Ветер смел с карнизов, со ставен, с водосточных труб обломки звездочек и швырнул белой пудрой в улицу. Белый холодный туман. Вверх, вниз, в зажмуренные глаза, в занавеску белых ресниц.
Улица. Не лес, не поле, а белая улица. Удалой, молодой возглас радости. На крышах домов будут стоять маленькие человечки, сбрасывать лопатами снег на огороженные тротуары. А ты завидуешь, что высоко, что могут упасть, а не падают, что работа легкая, и приятная, и красивая — швырять снег с высоты, что прохожие сторонятся и смотрят вверх.
Будь я королем, я приказал бы в первый день зимы вместо тысячи школьных звонков дать с крепости двенадцать пушечных залпов, возвещающих, что занятий не будет.

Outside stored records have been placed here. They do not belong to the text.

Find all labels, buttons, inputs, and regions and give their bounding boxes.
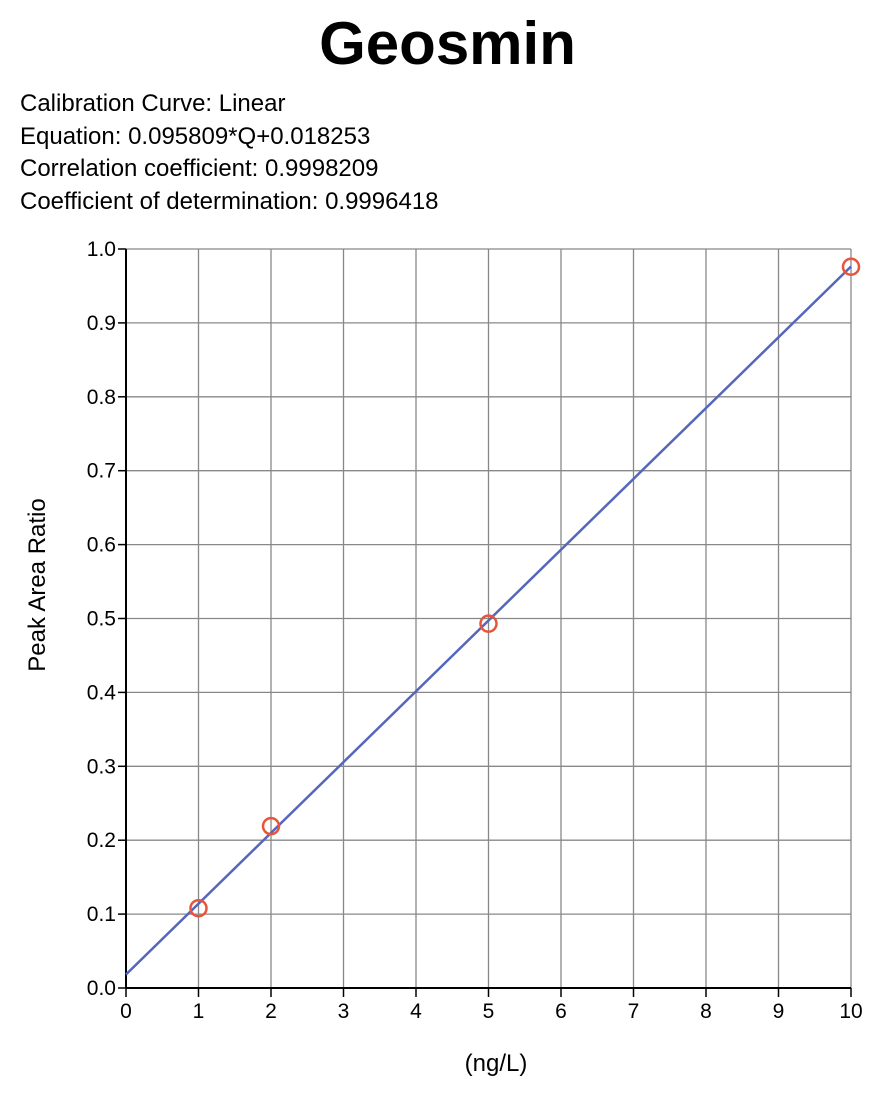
calibration-type-text: Calibration Curve: Linear <box>20 90 286 117</box>
fit-line-layer <box>125 265 852 976</box>
axis-layer <box>118 248 852 997</box>
data-point-marker <box>479 614 498 633</box>
data-point-layer <box>189 257 861 918</box>
chart-title: Geosmin <box>319 10 576 77</box>
y-tick-label: 0.7 <box>87 460 116 483</box>
y-tick-label: 0.0 <box>87 977 116 1000</box>
x-axis-label: (ng/L) <box>464 1050 528 1077</box>
y-tick-label: 0.4 <box>87 681 117 704</box>
y-axis-label: Peak Area Ratio <box>24 498 51 672</box>
correlation-coefficient-text: Correlation coefficient: 0.9998209 <box>20 155 379 182</box>
x-tick-label: 6 <box>555 1000 567 1023</box>
y-tick-label: 0.6 <box>87 534 116 557</box>
x-tick-label: 9 <box>773 1000 785 1023</box>
data-point-marker <box>261 816 281 836</box>
x-tick-label: 0 <box>120 1000 132 1023</box>
x-tick-label: 10 <box>839 1000 862 1023</box>
x-tick-label: 8 <box>700 1000 712 1023</box>
y-tick-label: 0.3 <box>87 755 116 778</box>
x-tick-label: 3 <box>338 1000 350 1023</box>
determination-coefficient-text: Coefficient of determination: 0.9996418 <box>20 187 439 215</box>
y-tick-label: 0.9 <box>87 312 116 335</box>
y-tick-label: 0.1 <box>87 903 116 926</box>
calibration-info: Calibration Curve: Linear Equation: 0.09… <box>20 88 439 218</box>
tick-label-layer: 0 1 2 3 4 5 6 7 8 9 10 0.0 0.1 0.2 0.3 0.4 0.5 0.6 0.7 0.8 0… <box>87 238 863 1023</box>
x-tick-label: 4 <box>410 1000 422 1023</box>
regression-line <box>125 265 852 976</box>
y-tick-label: 0.5 <box>87 608 116 631</box>
x-tick-label: 5 <box>483 1000 495 1023</box>
data-point-marker <box>189 898 208 918</box>
grid-layer <box>126 248 852 988</box>
y-tick-label: 0.2 <box>87 829 116 852</box>
data-point-marker <box>841 257 861 276</box>
x-tick-label: 2 <box>265 1000 277 1023</box>
y-tick-label: 1.0 <box>87 238 116 261</box>
x-tick-label: 7 <box>628 1000 640 1023</box>
x-tick-label: 1 <box>193 1000 205 1023</box>
y-tick-label: 0.8 <box>87 386 116 409</box>
equation-text: Equation: 0.095809*Q+0.018253 <box>20 122 371 150</box>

В подвалах и на чердаках каждой школы есть ящики, сломанные парты, доски. Праздник первого санного пути.
Останавливаются трамваи, ездить на колесах запрещено. Наши санки, наши колокольчики вступают во владение городом: всеми улицами, площадьми, скверами, садами. Белый праздник школьников — День Первого Снега. Вот как я шел в школу.
А теперь школа. Школа, и больше ничего. Я знаю, что это не ее вина, но все равно обидно. Ну разве не обидно? Пять часов сидеть за партой: читать, решать задачи…
— Госпожа учительница, снег…
— Снег, госпожа учительница!..
Учительница останавливает, сперва мягко, потом все строже. Она раздражена, но отрицать не может, она знает, что мы правы. Ведь и в самом деле снег! — Госпожа учительница!..
— Тише!.. Потом пойдет: — Кто только рот откроет… — Кто только скажет одно слово… — Я вам в последний раз говорю… Начнутся угрозы.
Значит, опять мы виноваты? Значит, виноват не снег, а, как всегда, мы…
Мы спали ночью и даже не знали — можем принести записку от родителей, он выпал сам, с неба. А если об этом нельзя говорить, если надо притворяться, что мы ничего не видали, ничего не замечаем, если это Нехорошо, некрасиво, что мы знаем и даже радуемся, — ну, тогда ничего не поделаешь. Пусть так.